In questo contesto complesso, un passo falso lo ha fatto proprio il Parlamento dell’Ucraina quando, il 25 marzo scorso, ha pubblicato sulla sua pagina Twitter ufficiale un messaggio di supporto per l’avanzata degli azeri in Nagorno Karabakh. Tale messaggio, subito cancellato a seguito delle proteste dell’ ambasciatore armeno in Ucraina Karapetian, ha dimostrato come il Nagorno Karabakh rischi di diventare solo un altro fronte della guerra in Ucraina mirato a indebolire la Russia. Un pensiero simile è stato espresso nei giorni scorsi anche dal Segretario del Consiglio di sicurezza e difesa ucraino Danilov, il quale ha parlato di come l’apertura di nuovi fronti, dalle Curili al Nagorno Karabakh, potrebbe favorire militarmente il suo paese. In questo scenario instabile, occorre tenere presente anche la posizione della Turchia, negoziatore privilegiato del conflitto in Ucraina, e da sempre vicina politicamente e militarmente sia agli ucraini che agli azeri.
Rimane complicato pensare che Ankara, di solito ben informata sui propositi militari di Baku, non sapesse nulla dell’avanzata di azera di questi giorni. Ciò complica ancora più il quadro e segnala come reale il rischio che anche i civili in Nagorno Karabakh, già spezzati da decenni di violenze e sofferenze, finiscano come pedine nella partita che oppone la Russia all’Ucraina e all’Occidente.
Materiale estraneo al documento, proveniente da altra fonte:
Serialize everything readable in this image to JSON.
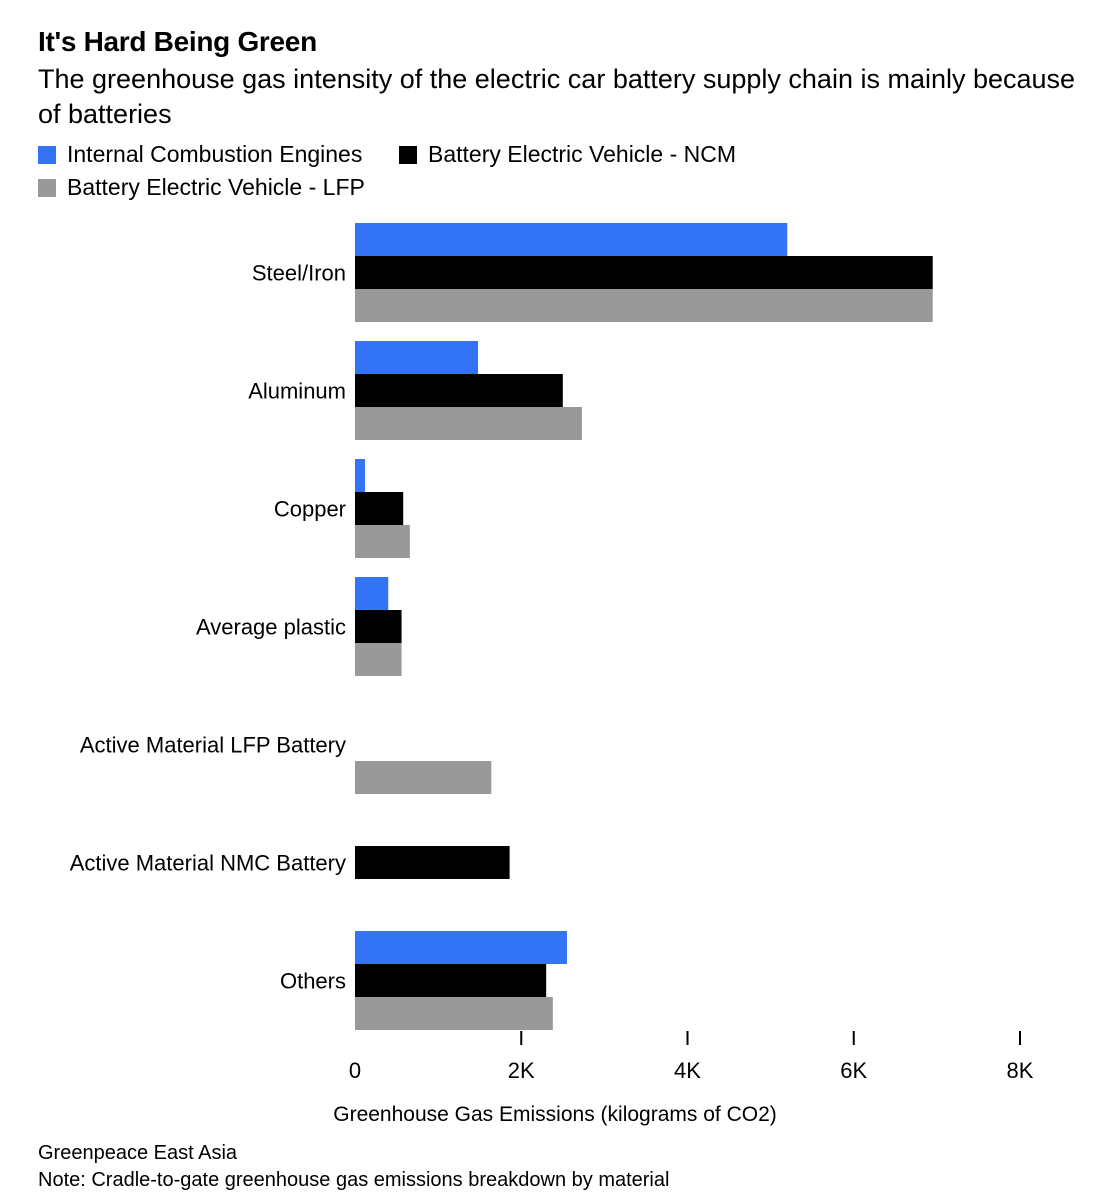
{
  "header": {
    "title": "It's Hard Being Green",
    "subtitle": "The greenhouse gas intensity of the electric car battery supply chain is mainly because of batteries"
  },
  "colors": {
    "ice": "#3373f5",
    "ncm": "#000000",
    "lfp": "#999999"
  },
  "chart_data": {
    "type": "bar",
    "orientation": "horizontal",
    "title": "It's Hard Being Green",
    "subtitle": "The greenhouse gas intensity of the electric car battery supply chain is mainly because of batteries",
    "categories": [
      "Steel/Iron",
      "Aluminum",
      "Copper",
      "Average plastic",
      "Active Material LFP Battery",
      "Active Material NMC Battery",
      "Others"
    ],
    "series": [
      {
        "name": "Internal Combustion Engines",
        "color": "#3373f5",
        "values": [
          5200,
          1480,
          120,
          400,
          null,
          null,
          2550
        ]
      },
      {
        "name": "Battery Electric Vehicle - NCM",
        "color": "#000000",
        "values": [
          6950,
          2500,
          580,
          560,
          null,
          1860,
          2300
        ]
      },
      {
        "name": "Battery Electric Vehicle - LFP",
        "color": "#999999",
        "values": [
          6950,
          2730,
          660,
          560,
          1640,
          null,
          2380
        ]
      }
    ],
    "xlabel": "Greenhouse Gas Emissions (kilograms of CO2)",
    "ylabel": "",
    "xlim": [
      0,
      8000
    ],
    "xticks": [
      "0",
      "2K",
      "4K",
      "6K",
      "8K"
    ],
    "legend_position": "top-left",
    "grid": false
  },
  "source": {
    "line1": "Greenpeace East Asia",
    "line2": "Note: Cradle-to-gate greenhouse gas emissions breakdown by material"
  }
}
Le intenzioni di Baku, a detta degli armeni, sarebbero quelle di spingere le persone a lasciare la regione per poter avanzare e annettere le zone ancora sotto controllo armeno. Ad avvalorare la tesi dell’atto premeditato è stato anche l’Ombudsman del Nagorno Karabakh, il quale ha accusato pubblicamente gli azeri di impedire l’accesso dei tecnici inviati per riparare il gasdotto. Le accuse armene sono state prontamente smentite dall’Azerbaijan che ha negato ci fossero intenti bellicosi dietro l’accaduto. Al blocco delle forniture di gas sono seguiti ripetuti scontri a fuoco tra azeri e forze territoriali di difesa armene accompagnati dalle solite reciproche accuse di voler provocare un’escalation nella regione.